Previous message: Detlev Casanova: "Re: [PATCH] arm64: defconfig: Enable Rockchip video decoder"
In reply to: Breno Leitao: "Re: [PATCH v2 2/5] workqueue: add WQ_AFFN_CACHE_SHARD affinity scope"
Next in thread: Breno Leitao: "Re: [PATCH v2 2/5] workqueue: add WQ_AFFN_CACHE_SHARD affinity scope"
Messages sorted by: [ date ] [ thread ] [ subject ] [ author ]

From: Tejun Heo

Date: Thu Mar 26 2026 - 15:47:17 EST

On Thu, Mar 26, 2026 at 09:20:15AM -0700, Breno Leitao wrote:
> Assuming wq_cache_shard_size = 8;, we would have the following number of pool
> per number of CPU (not vCPU):
>
> - 1–11 CPUs → DIV_ROUND_CLOSEST(n, 8) ≤ 1 → 1 pool containing all CPUs.
> - 12 CPUs → DIV_ROUND_CLOSEST(12, 8) = 2 → 2 pools of 6 cores each.
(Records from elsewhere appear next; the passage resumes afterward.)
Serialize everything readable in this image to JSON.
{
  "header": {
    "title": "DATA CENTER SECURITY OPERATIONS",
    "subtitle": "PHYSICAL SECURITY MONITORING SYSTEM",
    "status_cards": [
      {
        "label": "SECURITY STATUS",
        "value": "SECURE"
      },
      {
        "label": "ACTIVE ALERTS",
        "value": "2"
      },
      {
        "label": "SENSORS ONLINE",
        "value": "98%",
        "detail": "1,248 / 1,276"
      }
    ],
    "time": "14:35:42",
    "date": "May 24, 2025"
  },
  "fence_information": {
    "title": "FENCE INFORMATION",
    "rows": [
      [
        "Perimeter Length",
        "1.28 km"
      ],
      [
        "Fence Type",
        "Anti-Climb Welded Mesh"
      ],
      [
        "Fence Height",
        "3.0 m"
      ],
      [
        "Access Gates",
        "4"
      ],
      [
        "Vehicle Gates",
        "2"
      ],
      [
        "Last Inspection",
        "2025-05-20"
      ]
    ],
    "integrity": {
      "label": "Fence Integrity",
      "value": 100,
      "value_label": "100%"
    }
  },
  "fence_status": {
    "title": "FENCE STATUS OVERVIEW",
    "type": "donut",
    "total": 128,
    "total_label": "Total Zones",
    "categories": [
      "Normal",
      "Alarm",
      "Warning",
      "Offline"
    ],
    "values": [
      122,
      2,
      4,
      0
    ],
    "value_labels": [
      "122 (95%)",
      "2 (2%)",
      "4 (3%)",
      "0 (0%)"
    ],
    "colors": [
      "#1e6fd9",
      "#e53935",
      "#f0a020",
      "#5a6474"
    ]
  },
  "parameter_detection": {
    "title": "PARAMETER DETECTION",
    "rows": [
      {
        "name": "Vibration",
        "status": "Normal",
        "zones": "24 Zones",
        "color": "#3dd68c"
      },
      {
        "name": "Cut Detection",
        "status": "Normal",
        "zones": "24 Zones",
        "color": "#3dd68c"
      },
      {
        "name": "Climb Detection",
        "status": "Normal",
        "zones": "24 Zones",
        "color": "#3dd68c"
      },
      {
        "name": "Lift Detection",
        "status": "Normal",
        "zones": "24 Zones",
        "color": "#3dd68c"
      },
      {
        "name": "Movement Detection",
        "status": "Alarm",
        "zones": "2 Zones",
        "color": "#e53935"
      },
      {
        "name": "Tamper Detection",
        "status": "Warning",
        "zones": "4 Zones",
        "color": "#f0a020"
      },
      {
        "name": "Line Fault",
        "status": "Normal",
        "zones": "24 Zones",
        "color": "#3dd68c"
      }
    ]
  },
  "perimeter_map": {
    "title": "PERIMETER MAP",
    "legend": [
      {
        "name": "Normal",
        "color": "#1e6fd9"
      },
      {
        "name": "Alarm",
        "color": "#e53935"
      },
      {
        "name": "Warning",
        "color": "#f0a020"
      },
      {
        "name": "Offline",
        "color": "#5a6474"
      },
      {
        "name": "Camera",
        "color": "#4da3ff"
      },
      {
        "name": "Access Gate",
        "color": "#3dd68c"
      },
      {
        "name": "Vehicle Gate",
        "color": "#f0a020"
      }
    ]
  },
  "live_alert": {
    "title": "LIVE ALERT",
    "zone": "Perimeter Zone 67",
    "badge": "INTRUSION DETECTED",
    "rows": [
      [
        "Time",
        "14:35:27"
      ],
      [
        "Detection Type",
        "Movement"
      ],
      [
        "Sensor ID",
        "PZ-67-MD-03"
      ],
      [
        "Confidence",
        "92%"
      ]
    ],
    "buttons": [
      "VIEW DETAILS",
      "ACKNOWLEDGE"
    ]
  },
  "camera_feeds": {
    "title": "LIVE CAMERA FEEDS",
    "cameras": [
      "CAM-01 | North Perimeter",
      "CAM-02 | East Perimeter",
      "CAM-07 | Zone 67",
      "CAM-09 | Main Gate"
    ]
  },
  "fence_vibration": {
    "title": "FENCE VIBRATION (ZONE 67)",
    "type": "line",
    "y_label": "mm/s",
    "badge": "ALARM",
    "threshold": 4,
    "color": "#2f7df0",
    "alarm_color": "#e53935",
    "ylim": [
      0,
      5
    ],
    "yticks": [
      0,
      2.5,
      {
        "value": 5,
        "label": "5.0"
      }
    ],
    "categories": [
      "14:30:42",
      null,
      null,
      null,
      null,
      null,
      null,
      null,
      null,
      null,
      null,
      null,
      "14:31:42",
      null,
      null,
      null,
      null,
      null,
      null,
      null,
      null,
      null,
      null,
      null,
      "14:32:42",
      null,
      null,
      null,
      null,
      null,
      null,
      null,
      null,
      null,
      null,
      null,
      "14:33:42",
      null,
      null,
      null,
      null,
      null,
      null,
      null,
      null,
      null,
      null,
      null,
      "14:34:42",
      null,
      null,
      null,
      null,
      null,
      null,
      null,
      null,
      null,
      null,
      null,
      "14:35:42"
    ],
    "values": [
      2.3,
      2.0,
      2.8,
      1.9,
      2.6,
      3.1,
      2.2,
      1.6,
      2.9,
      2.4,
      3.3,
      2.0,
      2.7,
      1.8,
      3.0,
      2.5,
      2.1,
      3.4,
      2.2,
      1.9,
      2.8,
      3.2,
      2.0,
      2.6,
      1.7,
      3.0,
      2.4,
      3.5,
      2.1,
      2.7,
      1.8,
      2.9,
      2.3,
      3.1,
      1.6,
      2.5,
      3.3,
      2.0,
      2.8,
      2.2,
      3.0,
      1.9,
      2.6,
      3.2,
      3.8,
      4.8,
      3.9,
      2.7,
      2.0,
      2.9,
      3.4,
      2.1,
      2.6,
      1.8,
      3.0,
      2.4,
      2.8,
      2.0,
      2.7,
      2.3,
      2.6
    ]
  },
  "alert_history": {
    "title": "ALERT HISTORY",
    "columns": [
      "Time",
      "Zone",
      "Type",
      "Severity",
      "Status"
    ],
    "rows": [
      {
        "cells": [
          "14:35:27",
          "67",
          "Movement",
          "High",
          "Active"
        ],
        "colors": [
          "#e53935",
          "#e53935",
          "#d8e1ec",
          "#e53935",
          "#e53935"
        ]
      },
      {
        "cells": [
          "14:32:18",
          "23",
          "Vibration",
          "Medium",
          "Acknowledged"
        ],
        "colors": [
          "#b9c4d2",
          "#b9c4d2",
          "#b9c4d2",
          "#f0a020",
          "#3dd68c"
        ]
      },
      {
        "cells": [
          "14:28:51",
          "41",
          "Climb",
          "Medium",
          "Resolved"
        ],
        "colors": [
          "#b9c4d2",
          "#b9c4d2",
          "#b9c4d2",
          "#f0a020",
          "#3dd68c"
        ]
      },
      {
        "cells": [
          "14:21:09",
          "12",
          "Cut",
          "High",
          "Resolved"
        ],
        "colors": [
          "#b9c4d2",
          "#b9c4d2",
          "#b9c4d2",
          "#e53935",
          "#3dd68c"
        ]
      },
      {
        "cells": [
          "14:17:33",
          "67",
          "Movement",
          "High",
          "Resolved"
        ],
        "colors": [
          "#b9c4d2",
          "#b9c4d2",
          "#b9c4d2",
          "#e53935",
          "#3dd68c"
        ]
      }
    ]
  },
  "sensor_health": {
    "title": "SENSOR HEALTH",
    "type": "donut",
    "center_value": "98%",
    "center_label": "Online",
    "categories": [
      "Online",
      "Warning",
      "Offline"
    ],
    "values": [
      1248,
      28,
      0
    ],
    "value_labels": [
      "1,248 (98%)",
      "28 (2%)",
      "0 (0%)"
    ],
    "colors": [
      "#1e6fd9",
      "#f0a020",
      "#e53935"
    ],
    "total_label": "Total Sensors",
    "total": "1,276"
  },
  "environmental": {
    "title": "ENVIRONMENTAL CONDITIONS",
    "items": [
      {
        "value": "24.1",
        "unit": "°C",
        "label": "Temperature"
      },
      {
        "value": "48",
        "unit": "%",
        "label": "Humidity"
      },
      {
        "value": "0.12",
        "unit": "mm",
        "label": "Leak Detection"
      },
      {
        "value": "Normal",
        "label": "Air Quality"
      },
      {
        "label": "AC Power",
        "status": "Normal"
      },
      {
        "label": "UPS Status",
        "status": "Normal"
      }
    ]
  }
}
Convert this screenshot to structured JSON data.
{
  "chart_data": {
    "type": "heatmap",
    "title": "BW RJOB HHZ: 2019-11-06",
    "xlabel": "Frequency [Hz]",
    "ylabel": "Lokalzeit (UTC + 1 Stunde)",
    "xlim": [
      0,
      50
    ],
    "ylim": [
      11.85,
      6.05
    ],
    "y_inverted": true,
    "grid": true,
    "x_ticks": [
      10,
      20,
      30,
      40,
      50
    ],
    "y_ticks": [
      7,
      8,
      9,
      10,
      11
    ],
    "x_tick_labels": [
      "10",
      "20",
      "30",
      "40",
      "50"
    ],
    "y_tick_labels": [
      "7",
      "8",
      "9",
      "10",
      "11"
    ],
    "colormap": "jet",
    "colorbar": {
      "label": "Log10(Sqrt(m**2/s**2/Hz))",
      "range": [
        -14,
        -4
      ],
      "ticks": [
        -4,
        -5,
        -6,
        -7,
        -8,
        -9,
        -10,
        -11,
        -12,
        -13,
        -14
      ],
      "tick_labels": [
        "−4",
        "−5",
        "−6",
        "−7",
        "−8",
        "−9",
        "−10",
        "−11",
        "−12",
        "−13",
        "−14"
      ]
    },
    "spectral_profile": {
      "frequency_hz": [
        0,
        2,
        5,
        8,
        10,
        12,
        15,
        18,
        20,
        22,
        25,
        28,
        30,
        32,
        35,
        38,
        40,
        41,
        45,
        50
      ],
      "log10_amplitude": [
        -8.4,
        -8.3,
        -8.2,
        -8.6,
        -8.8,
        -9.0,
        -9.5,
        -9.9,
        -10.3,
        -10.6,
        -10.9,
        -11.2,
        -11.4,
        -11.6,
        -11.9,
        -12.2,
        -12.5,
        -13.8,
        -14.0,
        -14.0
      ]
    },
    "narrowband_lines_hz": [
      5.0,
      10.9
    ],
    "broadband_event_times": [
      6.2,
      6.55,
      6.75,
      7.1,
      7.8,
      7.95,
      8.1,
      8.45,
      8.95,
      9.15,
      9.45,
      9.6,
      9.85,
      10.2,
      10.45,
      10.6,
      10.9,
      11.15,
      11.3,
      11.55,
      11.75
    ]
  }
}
This is the first split.
> - 12–19 → 2 pools
> - 20–27 → 3 pools
> - 28–35 → 4 pools
> - 36–43 → 5 pools
> - 44–51 → 6 pools
> - 52–59 → 7 pools
> - 60–67 → 8 pools
> - 68–75 → 9 pools (e.g. 72-CPU NVIDIA Grace → 9×8)
> - 76–83 → 10 pools
> - 84–91 → 11 pools
> - 92–99 → 12 pools
> - 100 → 13 pools (9×8 + 4×7)
>
> Is this what you meant?

Yes.

> +static int __init llc_core_to_shard(int core_pos, int cores_per_shard,
> + int remainder)
> +{
> + int ret;
> +
> + /*
> + * These cores falls within the large shards.
> + * Each large shard has (cores_per_shard + 1) cores
> + */
> + if (core_pos < remainder * (cores_per_shard + 1))
> + return core_pos / (cores_per_shard + 1);
> +
> + /* These are standard shards */
> + ret = (core_pos - remainder * (cores_per_shard + 1)) / cores_per_shard;

This is too smart. Any chance you can dumb it down? If you have to go
through intermediate data structures, that's fine too.

Thanks.

--
tejun